Member of the House of Councillors
- In office 29 July 2013 – 28 July 2025
- Preceded by: Emiko Uematsu
- Succeeded by: Hidekazu Harada
- Constituency: Kagawa at-large

Personal details
- Born: 24 November 1961 (age 64) Shido, Kagawa, Japan
- Party: Liberal Democratic
- Alma mater: Waseda University Columbia University University of Tokyo

= Shingo Miyake =

Japanese politician

Shingo Miyake (born November 24, 1961) is a Japanese politician who is a former member of the House of Councillors of Japan.

==Career==
He graduated from Waseda University in 1986 from the School of Political Science and Economics.

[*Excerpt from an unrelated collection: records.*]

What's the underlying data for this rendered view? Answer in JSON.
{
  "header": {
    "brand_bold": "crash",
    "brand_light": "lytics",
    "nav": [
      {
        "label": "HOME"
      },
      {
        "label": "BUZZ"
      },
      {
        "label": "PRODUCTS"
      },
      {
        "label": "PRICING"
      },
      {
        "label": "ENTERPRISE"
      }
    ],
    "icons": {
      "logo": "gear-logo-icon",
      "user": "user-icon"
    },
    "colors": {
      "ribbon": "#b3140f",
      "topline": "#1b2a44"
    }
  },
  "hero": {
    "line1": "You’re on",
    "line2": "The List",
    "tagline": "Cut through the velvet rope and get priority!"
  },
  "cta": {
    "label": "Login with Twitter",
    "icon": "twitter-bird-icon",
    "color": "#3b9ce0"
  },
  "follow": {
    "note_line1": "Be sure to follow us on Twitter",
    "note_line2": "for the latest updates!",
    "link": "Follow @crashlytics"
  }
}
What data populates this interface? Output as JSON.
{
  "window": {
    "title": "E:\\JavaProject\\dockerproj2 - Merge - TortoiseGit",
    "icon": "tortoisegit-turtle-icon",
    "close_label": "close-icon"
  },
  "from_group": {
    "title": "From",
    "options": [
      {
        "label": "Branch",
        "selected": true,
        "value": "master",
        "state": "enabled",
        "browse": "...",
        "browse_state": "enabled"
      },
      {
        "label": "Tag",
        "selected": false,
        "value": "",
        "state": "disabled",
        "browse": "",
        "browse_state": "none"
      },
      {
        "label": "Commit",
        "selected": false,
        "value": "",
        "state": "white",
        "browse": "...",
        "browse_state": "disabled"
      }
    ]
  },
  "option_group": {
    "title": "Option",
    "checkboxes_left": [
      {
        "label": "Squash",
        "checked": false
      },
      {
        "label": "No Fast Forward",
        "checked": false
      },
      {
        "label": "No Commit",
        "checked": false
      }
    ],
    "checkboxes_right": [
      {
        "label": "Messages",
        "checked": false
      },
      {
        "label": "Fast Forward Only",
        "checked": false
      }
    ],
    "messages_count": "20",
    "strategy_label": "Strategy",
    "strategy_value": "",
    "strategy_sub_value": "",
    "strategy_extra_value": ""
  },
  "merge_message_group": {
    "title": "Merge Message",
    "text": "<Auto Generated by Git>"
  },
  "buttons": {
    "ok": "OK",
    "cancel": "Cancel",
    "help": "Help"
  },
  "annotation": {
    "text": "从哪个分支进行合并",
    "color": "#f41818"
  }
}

In 1989, he graduated from Columbia University in New York City, and finally the Graduate school for Law and Politics in 1995.

He worked for Nikkei Inc. as a writer.

Since 2001, he has worked in the field of international labour standards.

He was elected in 2013 and 2019 and serves as a parliamentary vice-Minister for Foreign affairs. In 2017, he was chosen as chairman of the Committee on Foreign Affairs and Defense, and 2021 as Vice-Minister for Foreign Affairs.

On November 28, 2024, he was appointed as Chairman of the Finance and Financial Committee.